Day of Week Calculator
Enter any date to find what day of the week it was or will be.
Try it with this example
Enter 1990-01-15 to see it was a Monday. Works for any date in the past or future.
What is this tool?
The Day of Week tool answers a simple but often hard-to-remember question: what weekday was (or will be) a given date? Enter January 15, 1990, and you learn it was a Monday. Enter a future date—your wedding, a conference—and you see which day it falls on. The tool uses standard Gregorian calendar rules and handles leap years, so results are accurate for dates within its supported range.

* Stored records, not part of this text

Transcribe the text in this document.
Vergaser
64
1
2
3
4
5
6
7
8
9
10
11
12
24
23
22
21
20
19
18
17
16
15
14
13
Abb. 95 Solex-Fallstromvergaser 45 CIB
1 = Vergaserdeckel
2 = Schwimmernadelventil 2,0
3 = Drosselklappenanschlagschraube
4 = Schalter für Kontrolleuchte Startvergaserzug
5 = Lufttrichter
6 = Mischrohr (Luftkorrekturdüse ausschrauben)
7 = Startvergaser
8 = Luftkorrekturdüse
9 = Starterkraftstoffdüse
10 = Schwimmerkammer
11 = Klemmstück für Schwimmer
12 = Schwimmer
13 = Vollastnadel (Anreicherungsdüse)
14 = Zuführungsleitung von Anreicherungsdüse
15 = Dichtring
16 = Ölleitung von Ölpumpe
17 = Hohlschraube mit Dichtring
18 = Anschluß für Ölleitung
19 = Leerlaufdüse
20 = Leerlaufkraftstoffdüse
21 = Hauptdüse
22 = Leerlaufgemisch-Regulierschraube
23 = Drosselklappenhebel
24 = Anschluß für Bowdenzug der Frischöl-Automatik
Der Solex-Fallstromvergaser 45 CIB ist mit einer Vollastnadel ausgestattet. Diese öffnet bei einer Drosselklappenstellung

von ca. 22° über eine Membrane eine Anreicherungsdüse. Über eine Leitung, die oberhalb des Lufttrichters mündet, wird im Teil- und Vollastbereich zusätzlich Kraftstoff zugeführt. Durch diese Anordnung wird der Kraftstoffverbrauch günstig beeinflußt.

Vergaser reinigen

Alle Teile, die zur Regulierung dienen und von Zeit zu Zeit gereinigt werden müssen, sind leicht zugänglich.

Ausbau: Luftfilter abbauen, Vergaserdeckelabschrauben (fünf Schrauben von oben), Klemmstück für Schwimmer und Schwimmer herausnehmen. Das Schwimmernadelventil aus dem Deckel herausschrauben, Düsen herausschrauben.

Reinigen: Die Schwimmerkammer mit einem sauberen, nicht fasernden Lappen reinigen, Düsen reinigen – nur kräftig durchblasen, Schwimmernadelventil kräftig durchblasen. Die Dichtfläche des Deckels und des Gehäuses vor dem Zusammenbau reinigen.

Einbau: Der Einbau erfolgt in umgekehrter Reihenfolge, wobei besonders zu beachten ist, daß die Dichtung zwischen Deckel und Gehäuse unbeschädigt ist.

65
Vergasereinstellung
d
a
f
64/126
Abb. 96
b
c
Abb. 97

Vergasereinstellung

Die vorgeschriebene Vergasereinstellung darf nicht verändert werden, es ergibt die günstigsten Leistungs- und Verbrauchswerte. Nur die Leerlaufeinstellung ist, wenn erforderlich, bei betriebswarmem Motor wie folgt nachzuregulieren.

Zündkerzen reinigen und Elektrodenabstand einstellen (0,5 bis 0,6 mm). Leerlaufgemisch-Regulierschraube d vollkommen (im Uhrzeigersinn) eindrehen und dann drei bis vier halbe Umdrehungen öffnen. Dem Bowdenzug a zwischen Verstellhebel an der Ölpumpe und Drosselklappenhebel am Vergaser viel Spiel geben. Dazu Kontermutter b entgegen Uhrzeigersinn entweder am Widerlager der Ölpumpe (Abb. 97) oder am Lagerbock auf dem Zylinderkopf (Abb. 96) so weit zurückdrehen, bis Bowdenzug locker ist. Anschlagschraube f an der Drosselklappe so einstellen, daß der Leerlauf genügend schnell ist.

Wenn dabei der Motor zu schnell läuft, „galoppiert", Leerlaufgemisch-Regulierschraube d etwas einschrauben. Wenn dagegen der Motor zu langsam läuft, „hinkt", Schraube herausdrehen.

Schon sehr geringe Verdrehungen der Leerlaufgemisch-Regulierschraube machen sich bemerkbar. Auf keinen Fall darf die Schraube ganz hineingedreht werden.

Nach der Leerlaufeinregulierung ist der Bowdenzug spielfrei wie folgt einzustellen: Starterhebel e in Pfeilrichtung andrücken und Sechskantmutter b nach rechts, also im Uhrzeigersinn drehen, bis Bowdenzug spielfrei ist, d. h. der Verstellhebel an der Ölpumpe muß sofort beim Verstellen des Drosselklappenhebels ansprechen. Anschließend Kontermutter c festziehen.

Historical dates work too. Check what day the Declaration of Independence was signed, or when a famous event occurred. Some people care about "Friday the 13th" or "Monday blues"; others need it for scheduling, travel, or record-keeping. The calculation is deterministic: given a date, the weekday is fixed. No guesswork, no manual calendar flipping.
Implementation follows well-known algorithms (e.g. Zeller's congruence or similar) that account for the Gregorian calendar's rules. The tool runs entirely in your browser. No server, no API, no data sent. Enter any valid date and get the result instantly.
Use it when planning events, writing historical content, filling out forms that ask for "day of week," or satisfying curiosity about past or future dates. Teachers can use it for calendar lessons; researchers for chronology. It's a small utility that removes the need to open a calendar app or write a quick script.